Daha doğrusu er ya da geç, sonunda bir biçimde çekip gidecek ama izleri kolayca silinmeyecek. Sağlığı, siyaseti, ekonomiyi, eğitimi, stratejik dengeleri, uluslararası ilişkileri, devlet yönetimi anlayışlarını, edebiyatı ve sanatın tüm dallarını, insan davranışlarını, hatta kökü yüzyıllara dayalı bazı gelenekleri ve bir anda aklımıza gelmeyen birçok başka alanı, şöyle ya da böyle, az ya da çok etkileyecek; büyük olasılıkla bazı alanlarda köklü değişiklikler, değişimler görülecek…

KKTC ve CORONA

Siyasal arenaya, medyaya ve sosyal medyaya baktığımızda, KKTC, korona yüzünden  “toz duman içinde” görülüyor.

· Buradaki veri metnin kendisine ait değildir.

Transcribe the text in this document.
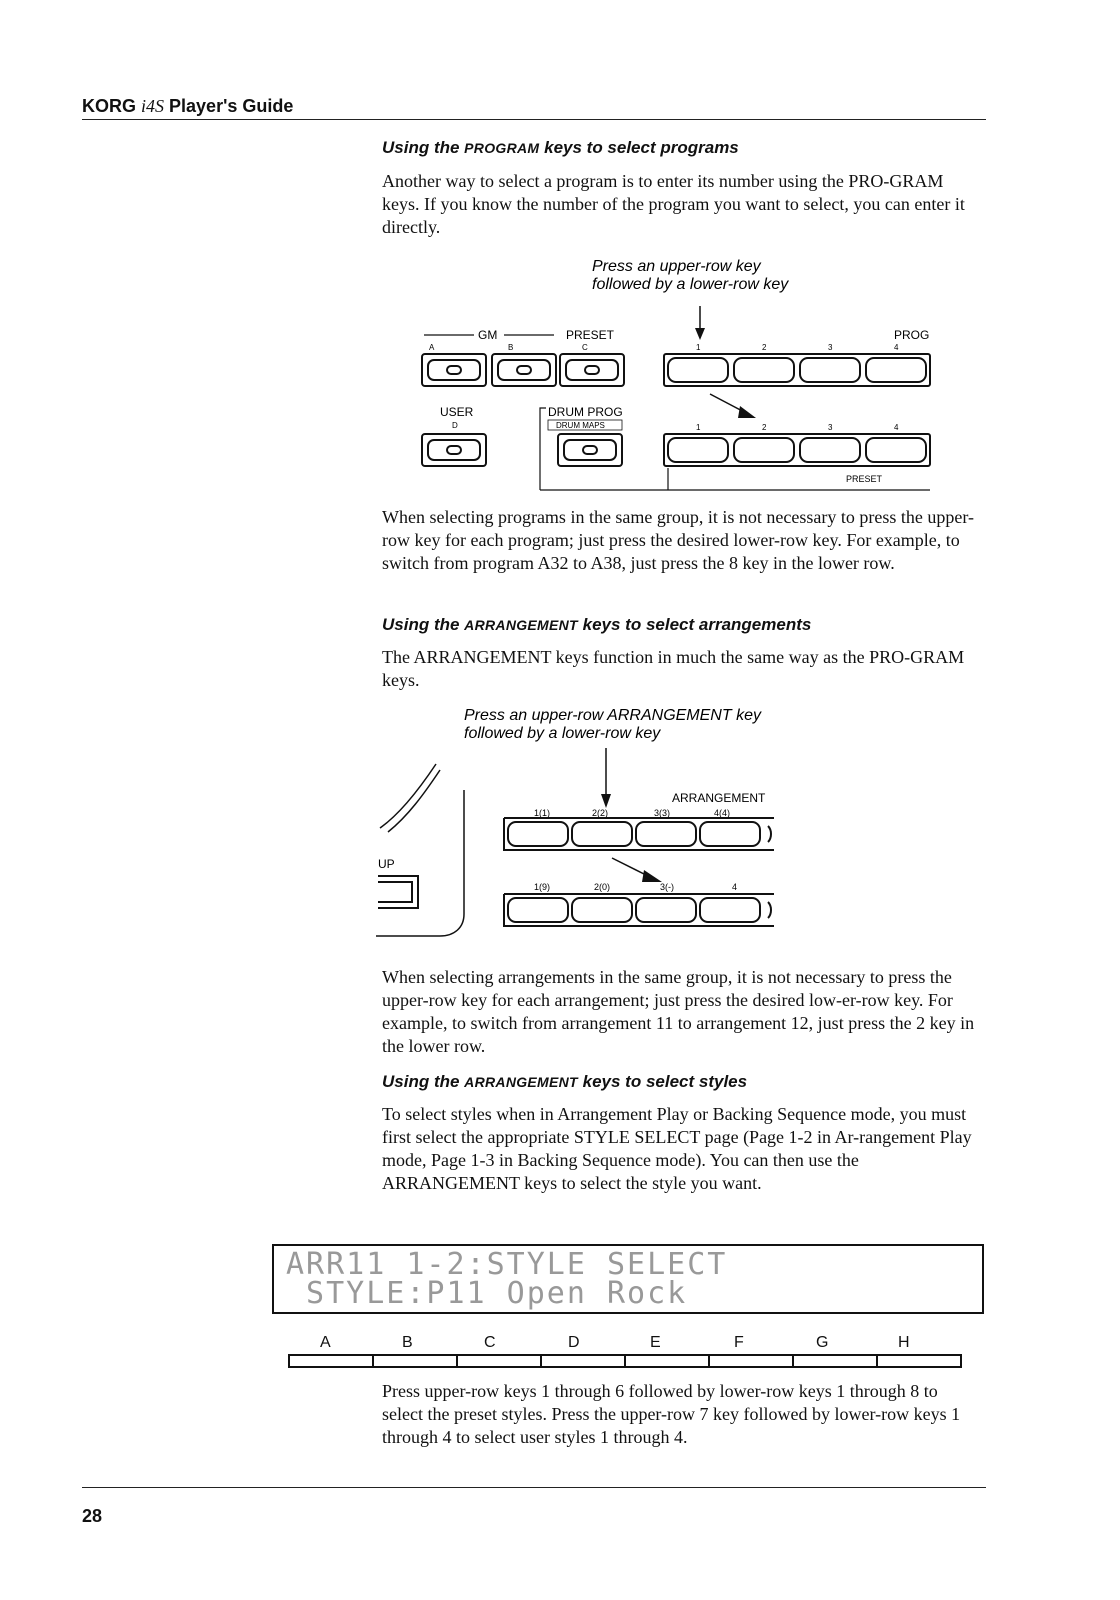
KORG i4S Player's Guide
Using the PROGRAM keys to select programs
Another way to select a program is to enter its number using the PRO-GRAM keys. If you know the number of the program you want to select, you can enter it directly.
Press an upper-row key
followed by a lower-row key
GM	PRESET	PROG
A	B	C	1	2	3	4
USER
D
DRUM PROG
DRUM MAPS	1	2	3	4
PRESET
When selecting programs in the same group, it is not necessary to press the upper-row key for each program; just press the desired lower-row key. For example, to switch from program A32 to A38, just press the 8 key in the lower row.
Using the ARRANGEMENT keys to select arrangements
The ARRANGEMENT keys function in much the same way as the PRO-GRAM keys.
Press an upper-row ARRANGEMENT key
followed by a lower-row key
UP
ARRANGEMENT
1(1)	2(2)	3(3)	4(4)
1(9)	2(0)	3(-)	4
When selecting arrangements in the same group, it is not necessary to press the upper-row key for each arrangement; just press the desired low-er-row key. For example, to switch from arrangement 11 to arrangement 12, just press the 2 key in the lower row.
Using the ARRANGEMENT keys to select styles
To select styles when in Arrangement Play or Backing Sequence mode, you must first select the appropriate STYLE SELECT page (Page 1-2 in Ar-rangement Play mode, Page 1-3 in Backing Sequence mode). You can then use the ARRANGEMENT keys to select the style you want.
ARR11 1-2:STYLE SELECT
STYLE:P11 Open Rock
A	B	C	D	E	F	G	H
Press upper-row keys 1 through 6 followed by lower-row keys 1 through 8 to select the preset styles. Press the upper-row 7 key followed by lower-row keys 1 through 4 to select user styles 1 through 4.
28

“Felâket dellallığı” gırla…

Siyaset, her zamanki popülizm batağında…

Sosyal medyada, düzeysizliğin dik alası sergilenmekte……

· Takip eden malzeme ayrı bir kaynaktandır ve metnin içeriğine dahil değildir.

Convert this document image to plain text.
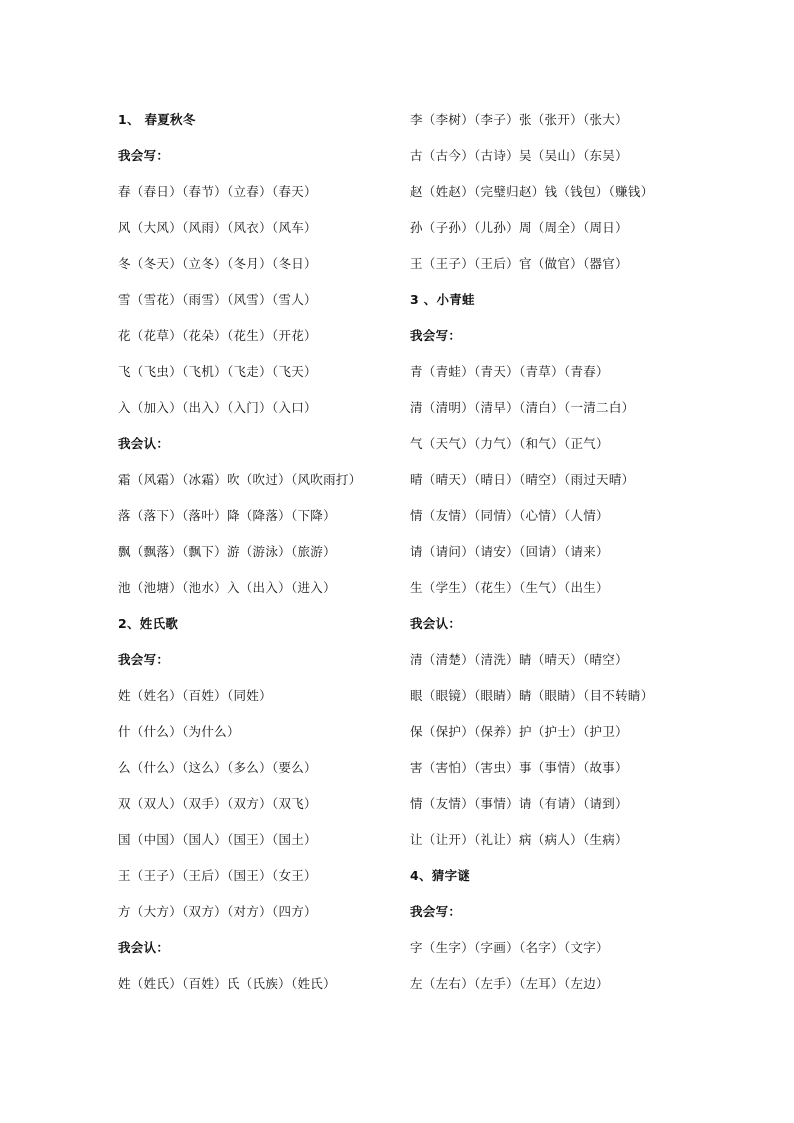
1、 春夏秋冬
我会写：
春（春日）（春节）（立春）（春天）
风（大风）（风雨）（风衣）（风车）
冬（冬天）（立冬）（冬月）（冬日）
雪（雪花）（雨雪）（风雪）（雪人）
花（花草）（花朵）（花生）（开花）
飞（飞虫）（飞机）（飞走）（飞天）
入（加入）（出入）（入门）（入口）
我会认：
霜（风霜）（冰霜）吹（吹过）（风吹雨打）
落（落下）（落叶）降（降落）（下降）
飘（飘落）（飘下）游（游泳）（旅游）
池（池塘）（池水）入（出入）（进入）
2、姓氏歌
我会写：
姓（姓名）（百姓）（同姓）
什（什么）（为什么）
么（什么）（这么）（多么）（要么）
双（双人）（双手）（双方）（双飞）
国（中国）（国人）（国王）（国土）
王（王子）（王后）（国王）（女王）
方（大方）（双方）（对方）（四方）
我会认：
姓（姓氏）（百姓）氏（氏族）（姓氏）
李（李树）（李子）张（张开）（张大）
古（古今）（古诗）吴（吴山）（东吴）
赵（姓赵）（完璧归赵）钱（钱包）（赚钱）
孙（子孙）（儿孙）周（周全）（周日）
王（王子）（王后）官（做官）（器官）
3 、小青蛙
我会写：
青（青蛙）（青天）（青草）（青春）
清（清明）（清早）（清白）（一清二白）
气（天气）（力气）（和气）（正气）
晴（晴天）（晴日）（晴空）（雨过天晴）
情（友情）（同情）（心情）（人情）
请（请问）（请安）（回请）（请来）
生（学生）（花生）（生气）（出生）
我会认：
清（清楚）（清洗）睛（晴天）（晴空）
眼（眼镜）（眼睛）睛（眼睛）（目不转睛）
保（保护）（保养）护（护士）（护卫）
害（害怕）（害虫）事（事情）（故事）
情（友情）（事情）请（有请）（请到）
让（让开）（礼让）病（病人）（生病）
4、猜字谜
我会写：
字（生字）（字画）（名字）（文字）
左（左右）（左手）（左耳）（左边）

Daha da sayılabilir ama şimdilik yeter..

İnsan olan yerde “mükemmellik” diye bir şey olamaz. Bizde de yok. Hatalar da yapıldı. İhmaller de görüldü. Çelişkiler de sergilendi. Tutarsızlıklar da oldu.

Eleştirilecek çok şeyler de var. Hepsine katılıyorum da bazı olgu ve gerçekleri söylemem gerekir.

Çok iyi, yerinde, etkili bir “devlet refleksi” ortaya konduğunu görmemezlikten gelemem.

            Gerçi bu aşamada kesin konuşmak erkendir ama virüsle savaşımda, günümüz itibarıyla başarılı olmadığımızı söylemek insafsızlıktır. Tek tek ağaçlara bakıp ormanı görmezlikten gelmektir.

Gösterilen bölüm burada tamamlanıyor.